Катя сидела у кровати матери, и ее трясло от бессилия, злобы и такой всепоглощающей ненависти, что ни о чем другом она даже думать не могла.
Мать умирала. Это началось лет восемь назад. Катя работала в городе, мать жила в деревне.
– Катюш, надо бы плиту по весне поменять, – позвонила ей однажды мать.
– Мам, мы же только новую поставили, два месяца назад, – удивилась Катя.
– А ты еще обещала мне стиралку на Восьмое марта подарить, – тоном капризного ребенка сказала мать.
– Так я и подарила, – еще больше удивилась Катя.
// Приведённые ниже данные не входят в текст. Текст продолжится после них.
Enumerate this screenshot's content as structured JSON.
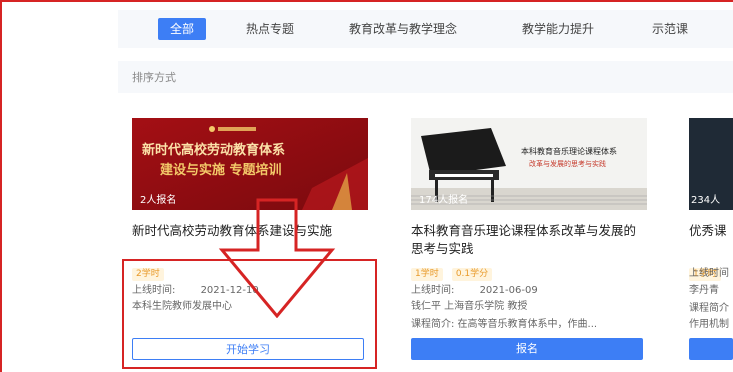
{
  "tabs": [
    {
      "label": "全部",
      "active": true
    },
    {
      "label": "热点专题",
      "active": false
    },
    {
      "label": "教育改革与教学理念",
      "active": false
    },
    {
      "label": "教学能力提升",
      "active": false
    },
    {
      "label": "示范课",
      "active": false
    }
  ],
  "sort_label": "排序方式",
  "courses": [
    {
      "thumb_line1": "新时代高校劳动教育体系",
      "thumb_line2": "建设与实施 专题培训",
      "enrolled": "2人报名",
      "title": "新时代高校劳动教育体系建设与实施",
      "tags": [
        "2学时"
      ],
      "date_label": "上线时间:",
      "date": "2021-12-10",
      "org": "本科生院教师发展中心",
      "button": "开始学习"
    },
    {
      "thumb_line1": "本科教育音乐理论课程体系",
      "thumb_line2": "改革与发展的思考与实践",
      "enrolled": "174人报名",
      "title": "本科教育音乐理论课程体系改革与发展的思考与实践",
      "tags": [
        "1学时",
        "0.1学分"
      ],
      "date_label": "上线时间:",
      "date": "2021-06-09",
      "teacher": "钱仁平 上海音乐学院 教授",
      "intro": "课程简介: 在高等音乐教育体系中，作曲...",
      "button": "报名"
    },
    {
      "enrolled": "234人",
      "title": "优秀课",
      "tags": [
        "1学时"
      ],
      "date_label": "上线时间",
      "teacher": "李丹青",
      "intro": "课程简介",
      "intro2": "作用机制"
    }
  ],
  "colors": {
    "accent": "#3d7ef5",
    "annotation": "#d62424",
    "tag": "#e89a2a"
  }
}
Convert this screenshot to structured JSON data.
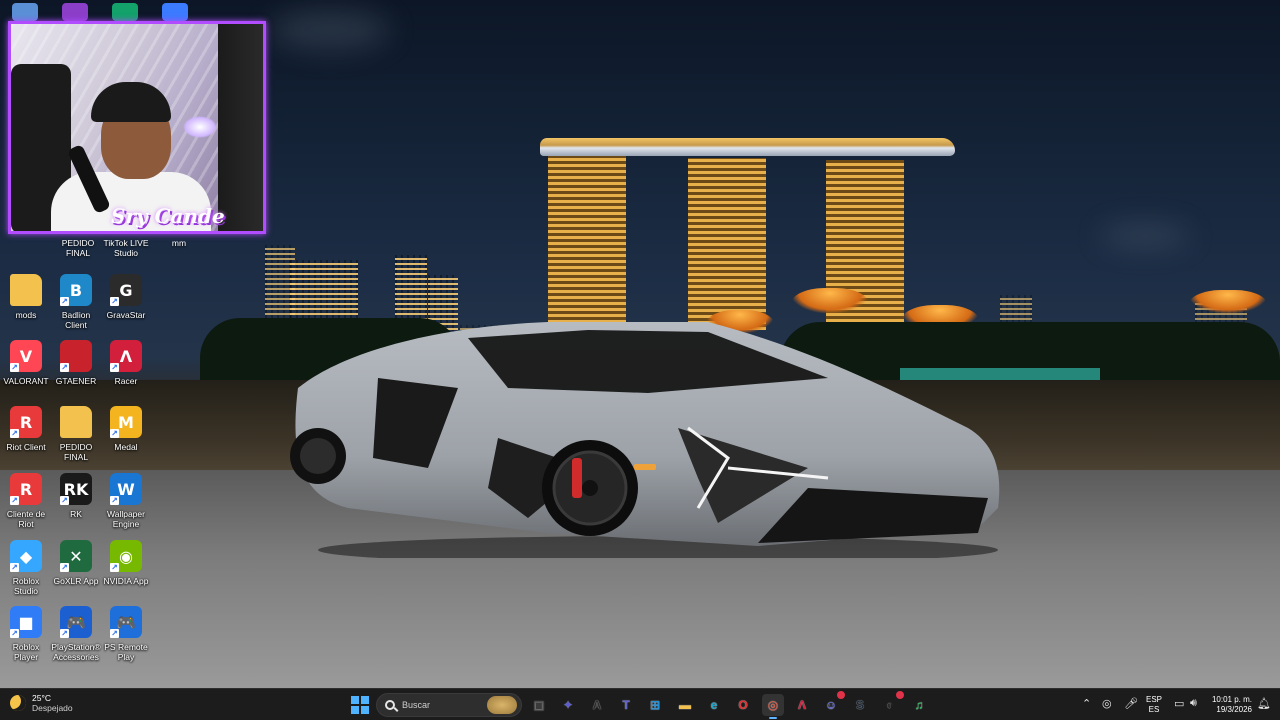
{
  "top_partial_icons": [
    {
      "icon": "settings-app-icon",
      "color": "#5a8fd6"
    },
    {
      "icon": "podcast-app-icon",
      "color": "#8b3ec8"
    },
    {
      "icon": "signal-app-icon",
      "color": "#12a26a"
    },
    {
      "icon": "bluesky-app-icon",
      "color": "#3b7bff"
    }
  ],
  "webcam": {
    "overlay_text": "Sry Cande"
  },
  "desktop_row_partial": [
    {
      "label": "PEDIDO FINAL"
    },
    {
      "label": "TikTok LIVE Studio"
    },
    {
      "label": "mm"
    }
  ],
  "desktop_icons": [
    {
      "label": "mods",
      "icon": "folder-icon",
      "color": "#f2c14e",
      "glyph": ""
    },
    {
      "label": "Badlion Client",
      "icon": "badlion-icon",
      "color": "#1e88c8",
      "glyph": "B"
    },
    {
      "label": "GravaStar",
      "icon": "gravastar-icon",
      "color": "#2b2b2b",
      "glyph": "G"
    },
    {
      "label": "VALORANT",
      "icon": "valorant-icon",
      "color": "#ff4655",
      "glyph": "V"
    },
    {
      "label": "GTAENER",
      "icon": "gta-icon",
      "color": "#c8232c",
      "glyph": ""
    },
    {
      "label": "Racer",
      "icon": "racer-icon",
      "color": "#d21f3c",
      "glyph": "Λ"
    },
    {
      "label": "Riot Client",
      "icon": "riot-client-icon",
      "color": "#e83a3a",
      "glyph": "R"
    },
    {
      "label": "PEDIDO FINAL",
      "icon": "folder-icon",
      "color": "#f2c14e",
      "glyph": ""
    },
    {
      "label": "Medal",
      "icon": "medal-icon",
      "color": "#f3b41f",
      "glyph": "M"
    },
    {
      "label": "Cliente de Riot",
      "icon": "riot-client-icon",
      "color": "#e83a3a",
      "glyph": "R"
    },
    {
      "label": "RK",
      "icon": "rk-icon",
      "color": "#1a1a1a",
      "glyph": "RK"
    },
    {
      "label": "Wallpaper Engine",
      "icon": "wallpaper-engine-icon",
      "color": "#1976d2",
      "glyph": "W"
    },
    {
      "label": "Roblox Studio",
      "icon": "roblox-studio-icon",
      "color": "#35a7ff",
      "glyph": "◆"
    },
    {
      "label": "GoXLR App",
      "icon": "goxlr-icon",
      "color": "#1f6b3f",
      "glyph": "✕"
    },
    {
      "label": "NVIDIA App",
      "icon": "nvidia-icon",
      "color": "#76b900",
      "glyph": "◉"
    },
    {
      "label": "Roblox Player",
      "icon": "roblox-player-icon",
      "color": "#2f7cf6",
      "glyph": "■"
    },
    {
      "label": "PlayStation® Accessories",
      "icon": "playstation-accessories-icon",
      "color": "#1c5fd1",
      "glyph": "🎮"
    },
    {
      "label": "PS Remote Play",
      "icon": "ps-remote-play-icon",
      "color": "#1f6fdb",
      "glyph": "🎮"
    }
  ],
  "taskbar": {
    "weather": {
      "temp": "25°C",
      "condition": "Despejado"
    },
    "search_placeholder": "Buscar",
    "apps": [
      {
        "name": "task-view",
        "glyph": "▣",
        "color": "#3a3a3a"
      },
      {
        "name": "copilot",
        "glyph": "✦",
        "color": "#5b5bd6"
      },
      {
        "name": "app-a",
        "glyph": "A",
        "color": "#2b2b2b"
      },
      {
        "name": "teams",
        "glyph": "T",
        "color": "#5b5fc7"
      },
      {
        "name": "store",
        "glyph": "⊞",
        "color": "#1f8fd8"
      },
      {
        "name": "file-explorer",
        "glyph": "▬",
        "color": "#f2c14e"
      },
      {
        "name": "edge",
        "glyph": "e",
        "color": "#1ba1c7"
      },
      {
        "name": "opera",
        "glyph": "O",
        "color": "#e22d2d"
      },
      {
        "name": "chrome",
        "glyph": "◎",
        "color": "#e44b35"
      },
      {
        "name": "racer-app",
        "glyph": "Λ",
        "color": "#d21f3c"
      },
      {
        "name": "discord",
        "glyph": "☺",
        "color": "#5865f2"
      },
      {
        "name": "steam",
        "glyph": "S",
        "color": "#1b2838"
      },
      {
        "name": "obs",
        "glyph": "◐",
        "color": "#2b2b2b"
      },
      {
        "name": "spotify",
        "glyph": "♫",
        "color": "#1db954"
      }
    ],
    "tray": {
      "lang_top": "ESP",
      "lang_bottom": "ES",
      "time": "10:01 p. m.",
      "date": "19/3/2026"
    }
  }
}
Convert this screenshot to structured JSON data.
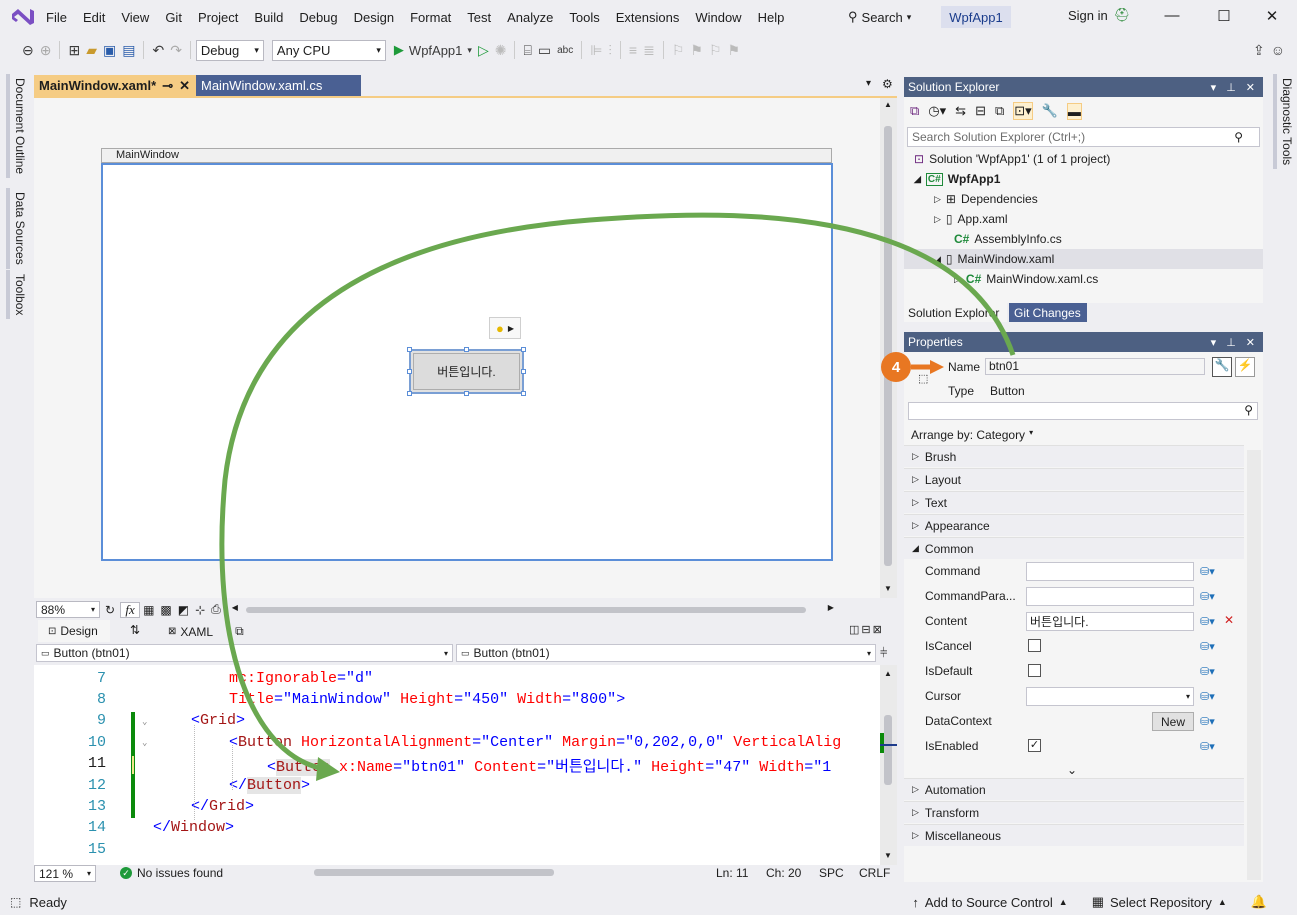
{
  "menubar": {
    "items": [
      "File",
      "Edit",
      "View",
      "Git",
      "Project",
      "Build",
      "Debug",
      "Design",
      "Format",
      "Test",
      "Analyze",
      "Tools",
      "Extensions",
      "Window",
      "Help"
    ],
    "search_label": "Search",
    "solution_name": "WpfApp1",
    "signin_label": "Sign in"
  },
  "toolbar": {
    "config": "Debug",
    "platform": "Any CPU",
    "run_label": "WpfApp1"
  },
  "left_rail": [
    "Document Outline",
    "Data Sources",
    "Toolbox"
  ],
  "right_rail": [
    "Diagnostic Tools"
  ],
  "doc_tabs": [
    {
      "label": "MainWindow.xaml*",
      "active": true
    },
    {
      "label": "MainWindow.xaml.cs",
      "active": false
    }
  ],
  "designer": {
    "window_title": "MainWindow",
    "button_content": "버튼입니다.",
    "zoom": "88%",
    "fx_label": "fx"
  },
  "split": {
    "design_label": "Design",
    "swap_label": "⇅",
    "xaml_label": "XAML"
  },
  "nav": {
    "left": "Button (btn01)",
    "right": "Button (btn01)"
  },
  "editor": {
    "lines": [
      {
        "num": "7",
        "text": "mc:Ignorable=\"d\""
      },
      {
        "num": "8",
        "text": "Title=\"MainWindow\" Height=\"450\" Width=\"800\">"
      },
      {
        "num": "9",
        "text": "<Grid>"
      },
      {
        "num": "10",
        "text": "<Button HorizontalAlignment=\"Center\" Margin=\"0,202,0,0\" VerticalAlig"
      },
      {
        "num": "11",
        "text": "<Button x:Name=\"btn01\" Content=\"버튼입니다.\" Height=\"47\" Width=\"1"
      },
      {
        "num": "12",
        "text": "</Button>"
      },
      {
        "num": "13",
        "text": "</Grid>"
      },
      {
        "num": "14",
        "text": "</Window>"
      },
      {
        "num": "15",
        "text": ""
      }
    ],
    "zoom": "121 %",
    "issues": "No issues found",
    "ln": "Ln: 11",
    "ch": "Ch: 20",
    "spc": "SPC",
    "crlf": "CRLF"
  },
  "solution_explorer": {
    "title": "Solution Explorer",
    "search_placeholder": "Search Solution Explorer (Ctrl+;)",
    "items": [
      {
        "label": "Solution 'WpfApp1' (1 of 1 project)"
      },
      {
        "label": "WpfApp1"
      },
      {
        "label": "Dependencies"
      },
      {
        "label": "App.xaml"
      },
      {
        "label": "AssemblyInfo.cs"
      },
      {
        "label": "MainWindow.xaml"
      },
      {
        "label": "MainWindow.xaml.cs"
      }
    ],
    "tabs": [
      "Solution Explorer",
      "Git Changes"
    ]
  },
  "properties": {
    "title": "Properties",
    "name_label": "Name",
    "name_value": "btn01",
    "type_label": "Type",
    "type_value": "Button",
    "arrange_label": "Arrange by: Category",
    "categories_top": [
      "Brush",
      "Layout",
      "Text",
      "Appearance"
    ],
    "common_label": "Common",
    "common_rows": [
      {
        "label": "Command",
        "kind": "input",
        "value": ""
      },
      {
        "label": "CommandPara...",
        "kind": "input",
        "value": ""
      },
      {
        "label": "Content",
        "kind": "input",
        "value": "버튼입니다."
      },
      {
        "label": "IsCancel",
        "kind": "check",
        "value": ""
      },
      {
        "label": "IsDefault",
        "kind": "check",
        "value": ""
      },
      {
        "label": "Cursor",
        "kind": "select",
        "value": ""
      },
      {
        "label": "DataContext",
        "kind": "button",
        "value": "New"
      },
      {
        "label": "IsEnabled",
        "kind": "check",
        "value": "✓"
      }
    ],
    "categories_bottom": [
      "Automation",
      "Transform",
      "Miscellaneous"
    ]
  },
  "callout_number": "4",
  "statusbar": {
    "ready": "Ready",
    "source_control": "Add to Source Control",
    "repository": "Select Repository"
  },
  "colors": {
    "accent": "#68217a",
    "tab_active": "#f5cc84",
    "callout": "#e87722",
    "annotation_arrow": "#6aa84f"
  }
}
– Мне тяжело руками стирать, а старая машинка совсем не крутит, – продолжала мать, как будто не слышала.
– Мам, у тебя в ванной стоит новая машина. И плита тоже новая. Мы ее вместе выбирали. Забыла?
– Ничего я не забыла, – ответила мать обиженно. – А вот ты про меня совсем не помнишь. Живи, мать, как хочешь. А если плита взорвется? Ей же столько лет, сколько тебе! И руки у меня уже совсем не держат – выкрутить пододеяльник не могу! А тебе все равно!
– Хорошо, мам, приеду, все поменяю, – сказала Катя, чтобы прекратить этот бессмысленный разговор.
Оказалось, что у матери Альцгеймер, она знала о диагнозе, но скрывала его от Кати.
Началось с плиты и стиральной машинки, которые в памяти матери остались старыми и нуждались в замене. Потом стало хуже.
– Ты почему столько времени не звонишь? – закричала мать, позвонив. Катя поговорила с ней накануне.
– Мамуль, мы же вчера с тобой разговаривали…
– Я тебе уже три часа дозваниваюсь! Ты же знаешь, что я на этом новом телефоне цифр совсем не вижу. Три часа звоню и попадаю не туда. А если со мной что-то случится? Как я тебе позвоню? И кстати, почему ты не подходишь к домашнему телефону?
– Мам, я же тебе сто раз говорила – звони мне на мобильный. Я всегда с ним. Домой я только к вечеру добираюсь.
– А как звонить на твой мобильный? А сколько мне это будет стоить? Квитанция придет? Я же до сберкассы не дойду!
– Мам, у тебя там над телефоном записочка висит с цифрами. Я тебе в прошлый раз написала все. Ничего сложного.
– Мне привычнее звонить тебе на домашний. Его я помню.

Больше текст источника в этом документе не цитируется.